Question

Find the radius of convergence and interval of convergence of the series \[\sum_{n=1}^{\infty}2^{n}(x-3)^{n}/\sqrt{n+3}\]

Answer 1

radius is 1/2

interval is [2.5,3.5)

Answer 2

how do u get the ratio test for sqrt n+3

Answer 3

I didn't use a ratio test

Answer 4

howd you do it?

Answer 5

could you do the problem if it was just \[\sum_{n=1}^{\infty}2^{n}(x-3)^{n}\]

Answer 6

yah i just dont get the sqrt

Answer 7

the radius is going to be the same

the interval will be different though

Answer 8

the \[1/\sqrt{n+3}\] really only affects the endpoints of the interval of convergence

Answer 9

note that

\[2^{n}(x-3)^{n}/\sqrt{n+3}<2^{n}(x-3)^{n}\]

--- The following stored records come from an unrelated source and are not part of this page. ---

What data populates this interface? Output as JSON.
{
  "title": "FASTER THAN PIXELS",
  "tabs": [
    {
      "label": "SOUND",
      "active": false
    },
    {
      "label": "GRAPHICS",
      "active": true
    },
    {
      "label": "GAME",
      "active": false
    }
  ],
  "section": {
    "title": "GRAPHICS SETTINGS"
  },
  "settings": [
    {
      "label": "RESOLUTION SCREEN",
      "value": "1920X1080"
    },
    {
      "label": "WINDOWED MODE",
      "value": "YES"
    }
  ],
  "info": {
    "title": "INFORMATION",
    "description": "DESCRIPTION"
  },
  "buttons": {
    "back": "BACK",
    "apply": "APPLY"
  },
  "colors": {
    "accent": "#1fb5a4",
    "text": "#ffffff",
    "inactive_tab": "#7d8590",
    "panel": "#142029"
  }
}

so if the sum of the RRS converges on some interval then so will the LHS (plus maybe a little more)

Answer 10

if you really want to use the ratio test note that

\[\lim_{n\to\infty}\frac{\sqrt{n+3}}{\sqrt{n+1+3}}=\lim_{n\to\infty}\sqrt{\frac{n+3}{n+4}}=\sqrt{\lim_{n\to\infty}\frac{n+3}{n+4}}=\sqrt{1}=1\]

Answer 11

To answer this you will need the ratio test and apply the limit when n tends to infinity. Therefore using the definition we have:\[\left|[ 2^{n+1}(x-3)^{n+1}/\sqrt{n+1+3}]/[2^{n}(x-3)^{n}/\sqrt{n+3}] \right|\] which can be simplify as\[[2^{n+1}(x-3)^{n+1}/\sqrt{n+4}]*[\sqrt{n+3}/2^{n+1}(x-3)^{n+1}]\] which simplifies to\[\left| 2(x-3)\sqrt{n+3/n+4} \right|\] If i tend this limit to infinity we have\[\lim_{n \rightarrow \infty}\sqrt{n+4/n+3}=\sqrt{\lim_{n \rightarrow \infty}(1+4/n)/(1+3/n)}=\sqrt{1/1}=1\] which we then have that \[2\left| x-1\right|<1\] by definition of the ratio test, which the gives that \[\left| x-1 \right|<1/2\rightarrow1/2<x <2/3\]. Now to test if we should include the endpoints just evaluate for x=1/2 and x=2/3 and check if the series converges. Peace, Love and Happiness from Puerto Rico

Answer 12

Sorry a lot of typos, is late and tired its suppose to say \[2\left| x-3 \right|<1\rightarrow 2.5<x <3.5\]